Therapy Has Created a Generation Of ‘Victims’ According to Experts

April 2, 2024 in News by RBN Staff

source:  gatewaypundit


A significant effort has been made to get more Americans talking about their emotions in recent years.

Despite this, experts are now beginning to wonder if the popularity of therapy may possibly be linked to America’s rising depression rates.

Their argument is that, regardless of how well-meaning the treatment is, it can lead to a victim mentality where people become fixated on their feelings and disconnected from the real world, increasing their depression.

The Daily Mail reports,

Around a quarter of US adults said they had visited a therapist or psychiatrist in 2022, which is twice as high as 20 years ago and far higher than the around 3 percent in the UK.

Therapy speak has become so common it has permeated mainstream culture in the US. Clinical words used during counseling like ‘gaslighting’, ‘trauma’ and ‘microaggressions’ have become household terms.

Professor Robert Dingwall, a social scientist and adviser to the UK government, told that looking on at the situation in America, there is a concern among sociologists that people are being referred to therapy at the slightest sign of hardship in their life.

‘There is a tendency to medicalize everyday problems in pursuit of commercial interests,’ he said, whether it be rejection from a partner or a failed job interview.

‘This is something that people have been saying for 50 or 60 years, a concern that’s been expressed by both psychiatrists and sociologists.’

This fosters a victim mentality, said Shawn Smith, a clinical psychologist based in Colorado.

Image: @rwjdingwall/X

Clinical psychologist Shawn Smith recently highlighted the concerning trend of fostering a victim mentality within certain circles. In medical sociology, this observation adds fuel to the ongoing debate regarding the benefits and drawbacks of therapy and related treatments.

Shawn Smith/Image: ironshrink

According to the report, Mr. Smith expressed his apprehension regarding therapy’s impact on America’s youth. He suggested that therapy might inadvertently encourage excessive self-absorption, hindering young individuals from actively engaging with the world around them and forming meaningful connections and pursuits.

More US adults have received mental health diagnoses than adults in any other high-income countries, according to the Commonwealth Fund, leading people to wonder if Americans are that much sicker or just being over diagnosed.

Comedian and talk-show host Bill Maher recently hit out at the rise in Americans with mental illnesses and said: ‘PTSD is for people who fought in Iraq, not for people who want to bring their dog on a plane.’
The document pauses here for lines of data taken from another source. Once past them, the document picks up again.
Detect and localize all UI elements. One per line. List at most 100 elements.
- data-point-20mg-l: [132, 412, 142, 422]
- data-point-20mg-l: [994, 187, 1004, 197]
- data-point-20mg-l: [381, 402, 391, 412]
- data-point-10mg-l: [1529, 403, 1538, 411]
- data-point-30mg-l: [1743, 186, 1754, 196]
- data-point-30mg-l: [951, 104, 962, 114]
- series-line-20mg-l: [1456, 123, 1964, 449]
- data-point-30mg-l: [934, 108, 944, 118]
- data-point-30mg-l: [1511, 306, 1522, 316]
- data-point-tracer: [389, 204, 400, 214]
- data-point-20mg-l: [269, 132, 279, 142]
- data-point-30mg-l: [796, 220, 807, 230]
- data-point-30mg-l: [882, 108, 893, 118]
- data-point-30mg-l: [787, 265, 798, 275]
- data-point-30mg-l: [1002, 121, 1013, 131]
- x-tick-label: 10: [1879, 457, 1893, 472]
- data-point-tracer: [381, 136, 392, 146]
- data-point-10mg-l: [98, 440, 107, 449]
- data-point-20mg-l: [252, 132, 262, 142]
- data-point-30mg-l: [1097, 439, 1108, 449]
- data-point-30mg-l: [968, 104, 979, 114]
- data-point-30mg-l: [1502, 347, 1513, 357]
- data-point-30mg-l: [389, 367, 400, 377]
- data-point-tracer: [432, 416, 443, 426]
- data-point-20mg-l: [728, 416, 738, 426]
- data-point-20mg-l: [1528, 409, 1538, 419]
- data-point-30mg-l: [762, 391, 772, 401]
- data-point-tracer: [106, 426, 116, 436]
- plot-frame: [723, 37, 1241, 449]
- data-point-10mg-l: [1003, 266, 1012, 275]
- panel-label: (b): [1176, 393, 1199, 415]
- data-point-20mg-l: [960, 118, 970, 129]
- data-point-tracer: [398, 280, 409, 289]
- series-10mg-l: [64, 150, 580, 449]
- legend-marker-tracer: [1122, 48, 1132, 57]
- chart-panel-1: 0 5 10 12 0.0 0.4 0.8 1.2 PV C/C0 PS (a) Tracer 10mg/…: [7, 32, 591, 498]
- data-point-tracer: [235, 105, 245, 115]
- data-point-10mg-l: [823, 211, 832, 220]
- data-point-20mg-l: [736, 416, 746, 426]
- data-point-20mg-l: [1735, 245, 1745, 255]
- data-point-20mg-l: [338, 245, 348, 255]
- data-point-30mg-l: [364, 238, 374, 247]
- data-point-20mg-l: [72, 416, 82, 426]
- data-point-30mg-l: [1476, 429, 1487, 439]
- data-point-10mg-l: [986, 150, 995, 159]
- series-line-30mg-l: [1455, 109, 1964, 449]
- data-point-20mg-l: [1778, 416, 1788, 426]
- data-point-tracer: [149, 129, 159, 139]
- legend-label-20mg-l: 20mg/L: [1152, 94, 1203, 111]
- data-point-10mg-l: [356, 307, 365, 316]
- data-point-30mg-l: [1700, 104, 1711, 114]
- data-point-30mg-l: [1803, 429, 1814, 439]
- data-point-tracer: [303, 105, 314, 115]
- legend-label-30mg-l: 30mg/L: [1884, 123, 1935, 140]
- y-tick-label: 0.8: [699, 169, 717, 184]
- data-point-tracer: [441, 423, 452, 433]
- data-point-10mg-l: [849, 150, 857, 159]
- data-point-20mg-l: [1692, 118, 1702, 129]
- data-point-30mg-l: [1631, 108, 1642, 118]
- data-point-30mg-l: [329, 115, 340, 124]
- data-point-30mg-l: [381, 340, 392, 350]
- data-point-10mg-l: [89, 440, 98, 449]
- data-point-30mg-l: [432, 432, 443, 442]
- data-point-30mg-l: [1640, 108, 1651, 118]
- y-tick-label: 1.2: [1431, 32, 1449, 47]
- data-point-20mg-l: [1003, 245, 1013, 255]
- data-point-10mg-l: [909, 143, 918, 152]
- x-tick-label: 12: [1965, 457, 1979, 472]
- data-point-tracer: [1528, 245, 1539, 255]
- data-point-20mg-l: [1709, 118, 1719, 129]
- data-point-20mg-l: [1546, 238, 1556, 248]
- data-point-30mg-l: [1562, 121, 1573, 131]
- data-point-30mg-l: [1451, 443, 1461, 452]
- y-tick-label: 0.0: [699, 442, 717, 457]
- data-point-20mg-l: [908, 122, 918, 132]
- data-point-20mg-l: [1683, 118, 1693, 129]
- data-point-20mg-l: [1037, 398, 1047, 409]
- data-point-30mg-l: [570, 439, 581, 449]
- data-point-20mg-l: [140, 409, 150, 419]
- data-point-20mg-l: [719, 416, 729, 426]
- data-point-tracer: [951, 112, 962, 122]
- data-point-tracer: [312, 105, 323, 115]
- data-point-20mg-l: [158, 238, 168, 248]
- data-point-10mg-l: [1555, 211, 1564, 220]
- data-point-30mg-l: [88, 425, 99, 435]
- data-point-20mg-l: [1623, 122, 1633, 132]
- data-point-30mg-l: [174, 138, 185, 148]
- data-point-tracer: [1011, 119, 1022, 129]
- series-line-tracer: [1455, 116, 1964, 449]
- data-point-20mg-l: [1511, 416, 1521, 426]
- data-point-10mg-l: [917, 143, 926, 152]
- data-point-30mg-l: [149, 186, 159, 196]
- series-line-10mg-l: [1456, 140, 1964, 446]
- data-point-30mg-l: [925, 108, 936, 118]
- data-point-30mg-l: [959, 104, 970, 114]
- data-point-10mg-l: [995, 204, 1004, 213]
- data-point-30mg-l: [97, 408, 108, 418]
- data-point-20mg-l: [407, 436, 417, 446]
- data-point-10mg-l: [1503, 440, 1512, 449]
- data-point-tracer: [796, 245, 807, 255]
‘The way we know people are depressed is, there’s this turning inward… and usually, you will see a relentless scrutiny of the self, of one thoughts, and one’s feelings and one’s presentation,’ said Dr Smith.

In the last few decades, the stigma surrounding mental illness has significantly decreased, with a significant 87% of Americans saying mental health disorders are nothing to be ashamed of, as per the American Psychological Association’s report.

Professor Dingwall goes on to suggest that non-mentally ill individuals, meaning those who have an intention to abuse the system, may become more likely to seek therapy as society accepts it more readily.